Quando qualcuno dei (uno di Noi) Non Sardi si appresta a fare un viaggio in quella splendida isola, per entrare meglio in armonia con questo luogo meraviglioso, può, deve acquistare un libro, che lo aiuti ad entrare nel mistero di questo entroterra circondato dall’acqua e della sua gente.  

(Questa operazione andrebbe fatta prima di qualsiasi partenza per qualsiasi luogo, in verità.) 

Nel caso della terra dei Sardi, si ha solo l’imbarazzo di una scelta, che non andrò qui ad elencare, dato che queste mie parole devono fungere solo da sintetica introduzione ad una voce autorevole di questa terra, un figlio di Nuoro, l’Atene della Sardegna, secondo una di quelle definizioni che ci potrebbero far sorridere. 
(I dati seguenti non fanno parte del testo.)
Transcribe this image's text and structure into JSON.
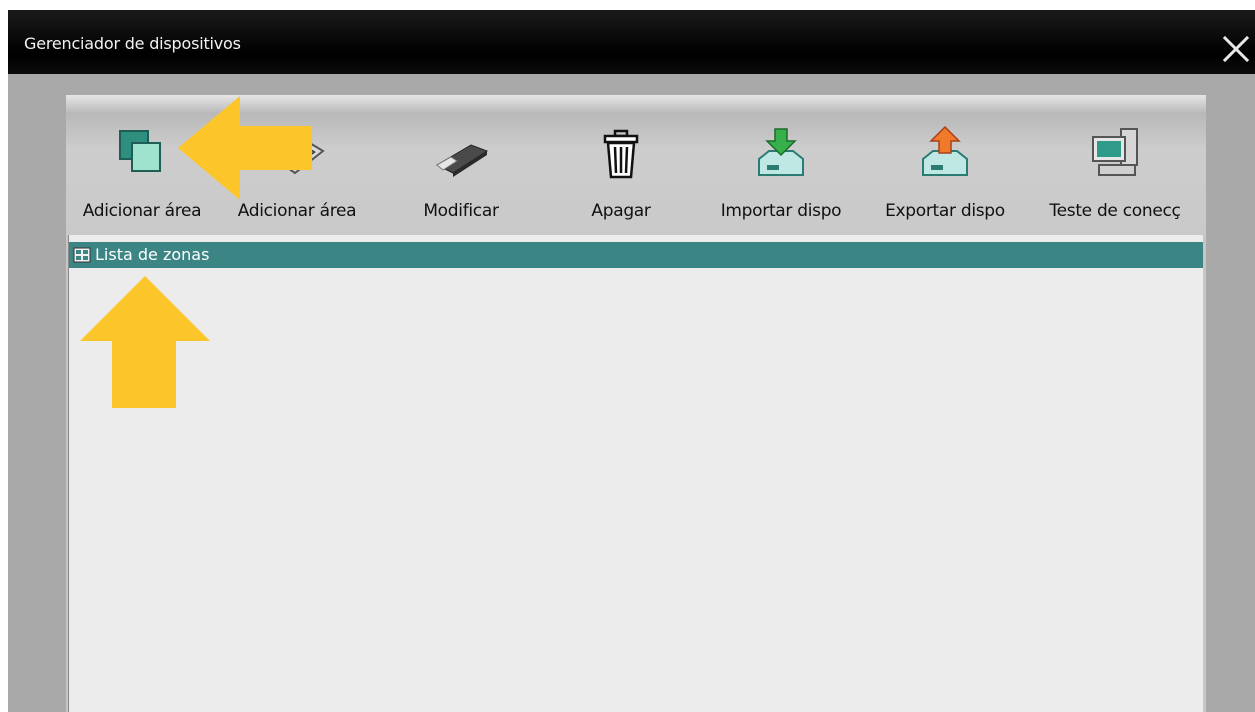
{
  "window": {
    "title": "Gerenciador de dispositivos",
    "close_icon": "close-icon"
  },
  "toolbar": {
    "items": [
      {
        "label": "Adicionar área",
        "icon": "add-area-icon"
      },
      {
        "label": "Adicionar área",
        "icon": "add-device-icon"
      },
      {
        "label": "Modificar",
        "icon": "modify-icon"
      },
      {
        "label": "Apagar",
        "icon": "trash-icon"
      },
      {
        "label": "Importar dispo",
        "icon": "import-icon"
      },
      {
        "label": "Exportar dispo",
        "icon": "export-icon"
      },
      {
        "label": "Teste de conecç",
        "icon": "connection-test-icon"
      }
    ]
  },
  "tree": {
    "root_label": "Lista de zonas",
    "root_icon": "zone-list-icon"
  },
  "annotations": {
    "color": "#fcc62a"
  }
}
Sto parlando di Salvatore Satta, il quale fu un notissimo giurista (dicono) in vita ed un narratore scoperto postumo. La sua più nota fatica letteraria si chiama Il giorno del giudizio, pubblicato per la prima volta nel 1977, che, se fuori dalla Sardegna non è certo un classico noto a tutti, sull’isola lo si può trovare sbandierato praticamente ovunque. 
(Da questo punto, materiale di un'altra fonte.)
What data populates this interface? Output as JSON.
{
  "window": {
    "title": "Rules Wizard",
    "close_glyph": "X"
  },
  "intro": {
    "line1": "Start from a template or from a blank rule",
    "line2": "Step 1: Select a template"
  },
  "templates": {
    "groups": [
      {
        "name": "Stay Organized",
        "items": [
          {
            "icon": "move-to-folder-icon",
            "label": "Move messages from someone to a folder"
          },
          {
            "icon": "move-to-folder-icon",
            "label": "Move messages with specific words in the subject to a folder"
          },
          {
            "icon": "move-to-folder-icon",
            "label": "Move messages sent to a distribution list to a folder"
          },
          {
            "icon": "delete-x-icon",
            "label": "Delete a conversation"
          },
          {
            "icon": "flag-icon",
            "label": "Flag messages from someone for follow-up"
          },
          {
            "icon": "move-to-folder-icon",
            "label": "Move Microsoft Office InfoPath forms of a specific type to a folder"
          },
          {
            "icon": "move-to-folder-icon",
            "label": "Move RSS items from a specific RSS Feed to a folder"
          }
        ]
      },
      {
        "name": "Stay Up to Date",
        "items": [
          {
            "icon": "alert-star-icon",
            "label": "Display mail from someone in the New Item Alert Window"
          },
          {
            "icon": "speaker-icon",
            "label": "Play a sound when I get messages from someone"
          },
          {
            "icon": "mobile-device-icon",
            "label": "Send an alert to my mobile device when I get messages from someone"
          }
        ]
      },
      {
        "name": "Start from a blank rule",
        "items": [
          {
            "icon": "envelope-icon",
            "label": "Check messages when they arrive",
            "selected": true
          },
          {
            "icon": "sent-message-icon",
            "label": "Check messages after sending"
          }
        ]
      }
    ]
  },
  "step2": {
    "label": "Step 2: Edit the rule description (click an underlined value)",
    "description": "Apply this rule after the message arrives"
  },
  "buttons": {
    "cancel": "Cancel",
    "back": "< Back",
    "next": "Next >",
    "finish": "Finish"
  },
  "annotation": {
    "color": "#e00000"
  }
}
Il tema di Agorà di questo mese è, come è noto, “Luci ed ombre”. 

Da quando ho letto il libro di Satta, proprio fra Roma e la provincia di Nuoro ed anche quella di Oristano, non potevo non ricordarmi di un passaggio di questo romanzo, dopo aver sentito il tema del giornale. 
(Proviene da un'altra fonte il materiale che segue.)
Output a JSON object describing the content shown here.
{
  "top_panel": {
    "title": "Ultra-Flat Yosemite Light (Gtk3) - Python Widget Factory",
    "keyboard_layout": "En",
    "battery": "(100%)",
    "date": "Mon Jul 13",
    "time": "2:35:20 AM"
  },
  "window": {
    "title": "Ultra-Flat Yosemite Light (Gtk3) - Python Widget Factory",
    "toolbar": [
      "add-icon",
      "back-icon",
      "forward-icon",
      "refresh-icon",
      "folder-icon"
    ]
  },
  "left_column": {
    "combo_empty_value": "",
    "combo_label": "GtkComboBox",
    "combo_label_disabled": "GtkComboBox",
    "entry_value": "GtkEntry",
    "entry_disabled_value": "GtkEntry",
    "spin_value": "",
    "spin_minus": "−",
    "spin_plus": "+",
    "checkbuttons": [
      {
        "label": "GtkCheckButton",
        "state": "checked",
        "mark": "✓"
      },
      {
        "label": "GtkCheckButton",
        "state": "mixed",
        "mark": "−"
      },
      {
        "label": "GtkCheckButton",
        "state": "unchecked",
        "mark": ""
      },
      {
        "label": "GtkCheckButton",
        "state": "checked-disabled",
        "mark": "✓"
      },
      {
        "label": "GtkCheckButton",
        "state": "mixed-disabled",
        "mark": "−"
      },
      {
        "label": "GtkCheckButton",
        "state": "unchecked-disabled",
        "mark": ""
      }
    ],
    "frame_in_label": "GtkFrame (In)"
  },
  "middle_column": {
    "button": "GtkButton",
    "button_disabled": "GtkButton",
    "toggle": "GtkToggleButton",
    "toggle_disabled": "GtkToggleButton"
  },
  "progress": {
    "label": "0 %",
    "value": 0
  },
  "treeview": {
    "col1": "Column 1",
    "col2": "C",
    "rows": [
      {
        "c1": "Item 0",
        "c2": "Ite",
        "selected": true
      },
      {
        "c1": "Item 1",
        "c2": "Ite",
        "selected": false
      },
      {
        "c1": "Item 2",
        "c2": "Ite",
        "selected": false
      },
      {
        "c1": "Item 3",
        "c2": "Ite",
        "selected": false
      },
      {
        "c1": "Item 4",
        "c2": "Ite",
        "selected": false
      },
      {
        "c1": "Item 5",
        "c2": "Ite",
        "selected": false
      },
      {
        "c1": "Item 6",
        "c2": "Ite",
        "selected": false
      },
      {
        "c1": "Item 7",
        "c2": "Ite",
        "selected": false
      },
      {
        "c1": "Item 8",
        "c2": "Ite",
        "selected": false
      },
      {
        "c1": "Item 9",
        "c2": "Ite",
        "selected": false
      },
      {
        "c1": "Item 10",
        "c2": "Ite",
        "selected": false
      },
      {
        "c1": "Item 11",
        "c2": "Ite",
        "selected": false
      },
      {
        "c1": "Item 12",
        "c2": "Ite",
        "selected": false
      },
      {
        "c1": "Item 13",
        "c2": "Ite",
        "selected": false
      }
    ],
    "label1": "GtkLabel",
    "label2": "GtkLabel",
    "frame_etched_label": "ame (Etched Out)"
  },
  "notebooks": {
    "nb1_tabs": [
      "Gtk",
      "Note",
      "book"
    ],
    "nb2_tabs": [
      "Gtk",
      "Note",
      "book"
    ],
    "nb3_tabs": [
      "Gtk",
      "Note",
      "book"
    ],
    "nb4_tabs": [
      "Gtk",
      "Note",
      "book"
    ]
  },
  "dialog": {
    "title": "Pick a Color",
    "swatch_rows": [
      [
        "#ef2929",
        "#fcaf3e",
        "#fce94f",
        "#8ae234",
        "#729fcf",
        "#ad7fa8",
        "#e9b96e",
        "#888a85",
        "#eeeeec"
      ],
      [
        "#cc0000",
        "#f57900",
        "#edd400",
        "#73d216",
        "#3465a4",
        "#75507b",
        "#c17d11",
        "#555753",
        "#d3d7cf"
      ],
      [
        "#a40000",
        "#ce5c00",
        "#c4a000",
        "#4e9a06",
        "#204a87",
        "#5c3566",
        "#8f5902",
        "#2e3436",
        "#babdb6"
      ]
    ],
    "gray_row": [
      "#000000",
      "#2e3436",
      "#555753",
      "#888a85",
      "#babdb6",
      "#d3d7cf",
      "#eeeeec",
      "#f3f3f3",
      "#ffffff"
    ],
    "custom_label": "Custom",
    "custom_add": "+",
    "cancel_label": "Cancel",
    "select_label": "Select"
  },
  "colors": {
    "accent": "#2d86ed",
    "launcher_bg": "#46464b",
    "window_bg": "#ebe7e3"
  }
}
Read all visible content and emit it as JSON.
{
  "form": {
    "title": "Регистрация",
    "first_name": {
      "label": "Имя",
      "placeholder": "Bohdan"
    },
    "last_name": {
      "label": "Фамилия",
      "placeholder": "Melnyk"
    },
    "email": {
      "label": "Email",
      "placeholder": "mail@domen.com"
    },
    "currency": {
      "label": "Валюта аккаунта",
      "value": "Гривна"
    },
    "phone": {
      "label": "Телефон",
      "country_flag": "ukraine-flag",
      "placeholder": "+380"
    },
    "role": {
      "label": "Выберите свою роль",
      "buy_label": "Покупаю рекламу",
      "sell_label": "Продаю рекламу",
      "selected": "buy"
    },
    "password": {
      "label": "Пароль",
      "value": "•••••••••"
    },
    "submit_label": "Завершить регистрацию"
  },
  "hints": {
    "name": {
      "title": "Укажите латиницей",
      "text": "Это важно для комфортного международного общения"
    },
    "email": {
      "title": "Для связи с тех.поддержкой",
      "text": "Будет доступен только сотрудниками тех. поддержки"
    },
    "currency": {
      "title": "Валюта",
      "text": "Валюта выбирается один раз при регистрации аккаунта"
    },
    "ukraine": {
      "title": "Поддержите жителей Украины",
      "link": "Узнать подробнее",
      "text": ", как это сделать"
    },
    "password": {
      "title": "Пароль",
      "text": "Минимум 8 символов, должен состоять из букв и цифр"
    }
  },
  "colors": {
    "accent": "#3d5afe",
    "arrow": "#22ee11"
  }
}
Desidero così, senza altre chiacchiere, condividere con chi lo desiderasse, parte del settimo capitolo di questo romanzo, in cui l’enigmatico narratore della storia descrive con un tono fra il meraviglioso e il favolistico il passaggio cruciale fra due mondi (uno dei quali non tornerà più), cioè l’arrivo della luce elettrica a Nuoro e i suoi sprazzi di luce nell’ombra:  openspace42

 VII  

[...] 

La luce elettrica era venuta a Nuoro incredibilmente presto. Qualcuno che era tornato dal continente parlava di queste città che si illuminavano improvvisamente, di queste lampade che si accendevano da sole, e non una qui e una là, ma tutte insieme, come dire da San Pietro a Sèuna, in una volta. Ma in fondo non erano che parole. Maestro Ferdinando, che era maestro perché era muratore, ma si era assunto il compito di accendere ogni sera i fanali a petrolio, continuava il suo lavoro. Era un uomo lungo e magro, e vestiva il costume, per quanto fosse, a causa del suo mestiere, un poco inurbato. I fanali erano come urne di ferro, con un lungo braccio piantato negli spigoli delle case, e avevano una loro massiccia eleganza. Maestro Ferdinando, quando spuntava la prima stella, afferrava l'altissima scala che di giorno restava appoggiata per il lungo al muro rosso della sua casetta, e portandola spall-arm iniziava il suo giro. I ragazzi gli correvano appresso, compresi di quella pubblica e solenne cerimonia, e non solo i figli scalzi dei poveri, ma i figli dei ricchi, con le loro scarpe ferrate di chiodi, per salvare la suola. Maestro Ferdinando, senza guardarsi intorno, issava la scala poggiandola sul braccio del fanale, apriva lo sportellino di vetro, e strofinava il fiammifero di legno sul ferro, lasciandolo poi cadere per terra. Era quello che i ragazzi attendevano, perché si gettavano vociando sulla inutile preda, di cui ciascuno faceva raccolta. Chi ne raccoglieva più di tutti, perché era il più svelto, era l'ultimo figlio di Don Salvatore, che li portava a Donna Vincenza, perché glieli custodisse.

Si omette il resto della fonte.